12. Kapitel | Zweiundvierzig
I never thought that this the city where I could stay
„Es hat aufgehört, zu regnen", bemerkte Tim und Stegi nickte zustimmend.
Zwar war der Himmel immer noch wolkenbedeckt, aber es schüttete tatsächlich nicht mehr. Nur von den Bäumen um sie herum fielen bei jedem Windstoß immer noch Tropfen und die Luft roch frisch und ein klein wenig schwer; das typische Nach-Dem-Regen-Wetter.
So ziemlich alles an Stegi fühlte sich komplett durchnässt an und langsam kroch ihm die Kälte in die Knochen.
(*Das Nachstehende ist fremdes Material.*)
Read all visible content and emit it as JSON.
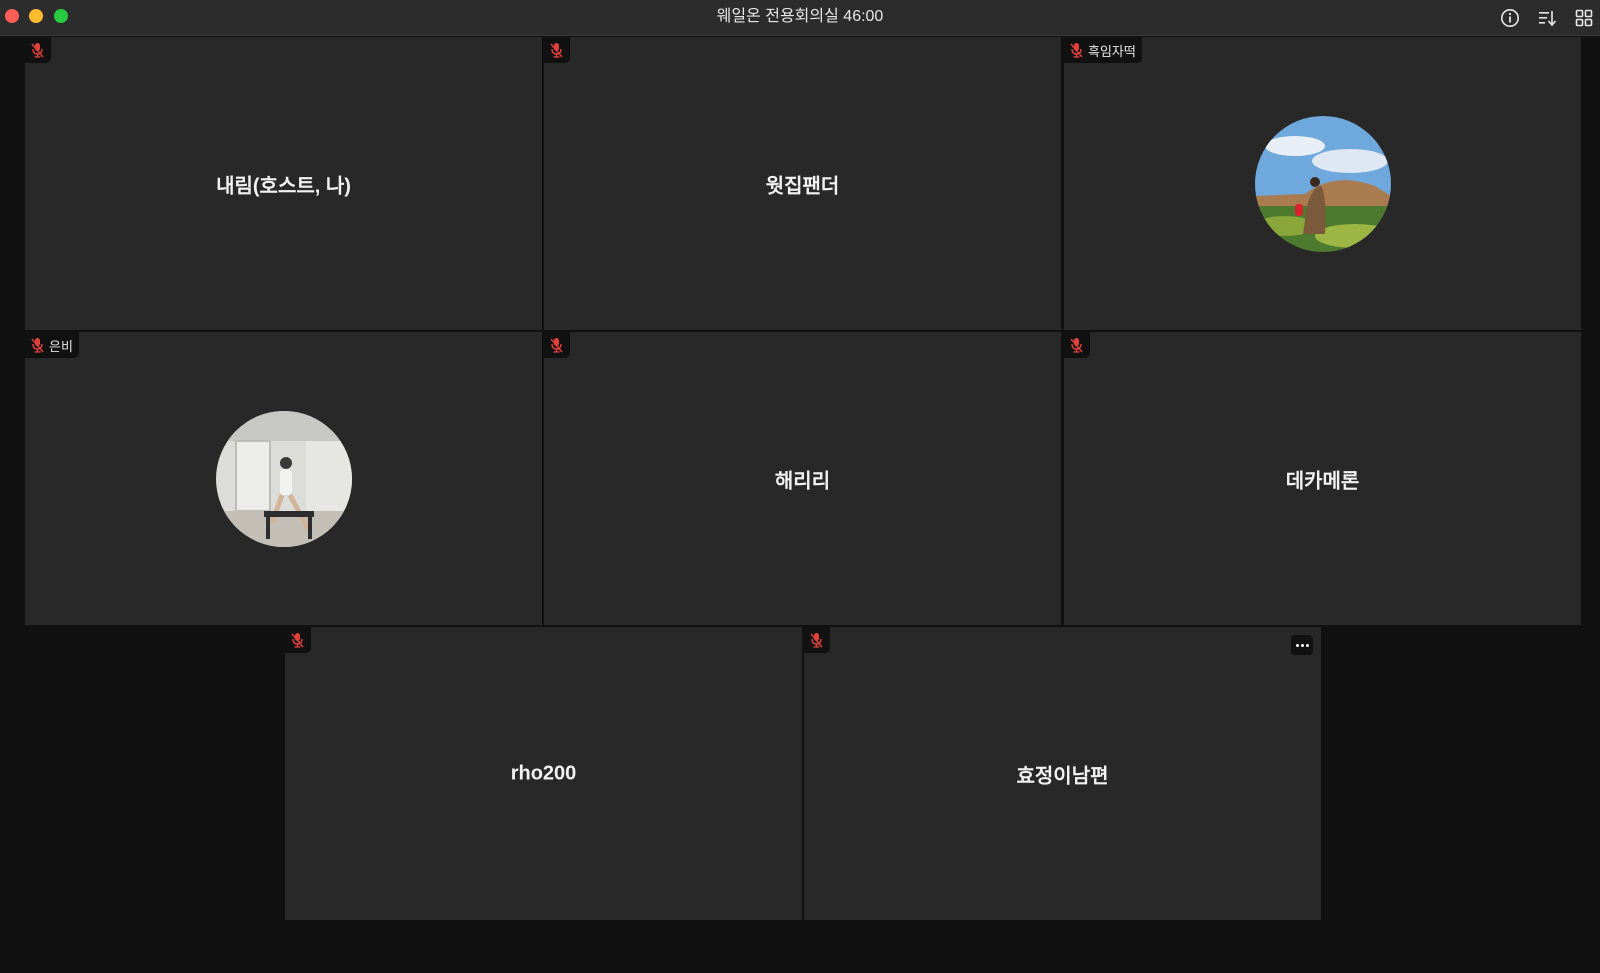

Die Arme um den Oberkörper gelegt saß er immer noch auf dem Boden, während Tim zwischenzeitlich aufgestanden war und sich jetzt auf die Tischtennisplatte gesetzt hatte, so, dass Stegi nur seine Beine sehen konnte.
Vorsichtig, um sich ja nicht den Kopf zu stoßen, verließ Stegi seine inzwischen nicht mehr ganz so trockene Zufluchtsstelle und stützte sich danach sofort auf der Platte ab. „Meine Beine sind eingeschlafen." Irgendwie hievte er sich noch neben seinen Freund und bemühte sich, das unangenehme Kribbeln zu ignorieren.
„Schon merkwürdig, oder?" Tim fuhr sich einmal durch die vor Regenwasser triefenden Haare. „Hier ist einfach niemand. Ich mein, das ist München, hier wohnen echt viele Leute... Und von so ein bisschen Wetter lassen sich die meisten doch nicht aufhalten."
„Hier sind generell nie so viele Leute. Also, so oft bin ich jetzt nicht hier, aber ich hab hier erst einmal einen anderen Menschen gesehen."
„Ist nett hier."
„Findest du?", fragte Stegi. „Auf Dauer wird's doch etwas eintönig."
„War's doch auch jetzt nicht. Oder?"
„Das ist was Anderes." War es irgendwie wirklich – Als ob es nun eine besonders große Rolle spielen würde, ob er alleine schweigend nass wurde oder mit Tim zusammen. Tat es aber (warum auch immer) – Als würde die Zeit anders vergehen, wenn er mit dabei war, auch, wenn sich Ewigkeiten lang keiner von ihnen überhaupt zu Wort meldete oder irgendein Geräusch außer Atmen von sich gab.
Ein kurzes Lächeln huschte über Tims Gesicht. „Wie du meinst."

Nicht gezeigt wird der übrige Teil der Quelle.